From the Acheulean hunters of the Nile valley and the cemetery of Jebel Sahaba through the cattle herders of Nabta Playa, the farming villages of the Faiyum and Merimde, and the Badarian and Naqada cultures, to the dawn of writing at Abydos and Narmer's union of the Two Lands around 3100 BCE. Slide across the millennia to read the major events that shaped Egypt before the pharaohs.

  1. Lower Palaeolithic
    • Acheulean hunters of the Nile valley

      Bands of early humans range along the terraces of the Nile and the springs of the Western Desert, leaving behind the symmetrical Acheulean hand-axes that mark the oldest human presence in Egypt.

  2. Late Palaeolithic
    • The cemetery of Jebel Sahaba

      On the east bank of the Nile in Nubia, hunter-gatherers bury their dead in an organised cemetery; many of the skeletons bear arrowhead wounds, evidence of some of the earliest known human conflict.

  3. Saharan Neolithic
    • Cattle herders of Nabta Playa

      In a seasonal lake basin of the Western Desert, pastoral communities herd cattle, dig deep wells, and store grain, building one of the earliest organised societies in north-eastern Africa.

  4. Neolithic
    • Farming villages of the Faiyum and Merimde

      As the Sahara dries, communities settle along the Nile and the Faiyum lake, cultivating wheat and barley, herding sheep and goats, and weaving the first Egyptian villages from reed and mud.

  5. Predynastic Egypt
    • The Badarian culture of Upper Egypt

      Around El-Badari in Upper Egypt, a refined farming culture produces thin rippled pottery, ivory and slate ornaments, and carefully arranged burials that hint at growing belief in an afterlife.

  6. Naqada I (Amratian)
    • Rise of the Naqada culture

      Centred on the great Upper Egyptian towns of Naqada, Hierakonpolis, and Abydos, the Amratian culture spreads a shared style of red-painted pottery, figurines, and decorated palettes along the Nile.

  7. Naqada II (Gerzean)
    • Towns, trade, and the first kings

      Hierakonpolis swells into a true town with a temple and elite cemeteries, long-distance trade reaches Mesopotamia and the Levant, and powerful chiefs begin to fashion the symbols of Egyptian kingship.
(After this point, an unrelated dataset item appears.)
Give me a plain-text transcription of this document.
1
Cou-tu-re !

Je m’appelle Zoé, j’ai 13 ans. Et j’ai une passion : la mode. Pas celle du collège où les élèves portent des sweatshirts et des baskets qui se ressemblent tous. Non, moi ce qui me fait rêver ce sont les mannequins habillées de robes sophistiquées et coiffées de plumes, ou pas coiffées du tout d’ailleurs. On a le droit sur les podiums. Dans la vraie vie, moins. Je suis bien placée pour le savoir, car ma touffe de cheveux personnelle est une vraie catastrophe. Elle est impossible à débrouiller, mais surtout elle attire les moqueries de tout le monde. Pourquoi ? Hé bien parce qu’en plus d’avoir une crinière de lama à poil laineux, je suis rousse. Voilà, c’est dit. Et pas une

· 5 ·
  8. Naqada III (Dynasty 0)
    • The dawn of writing at Abydos

      In the royal tomb U-j at Abydos, bone and ivory tags incised with the earliest Egyptian hieroglyphic signs record goods and place-names, marking the birth of writing in the Nile valley.

  9. Unification
    • Narmer and the union of the Two Lands

      King Narmer of Upper Egypt unites the Nile valley and Delta into a single kingdom; the great ceremonial palette from Hierakonpolis shows him wearing the crowns of both Upper and Lower Egypt.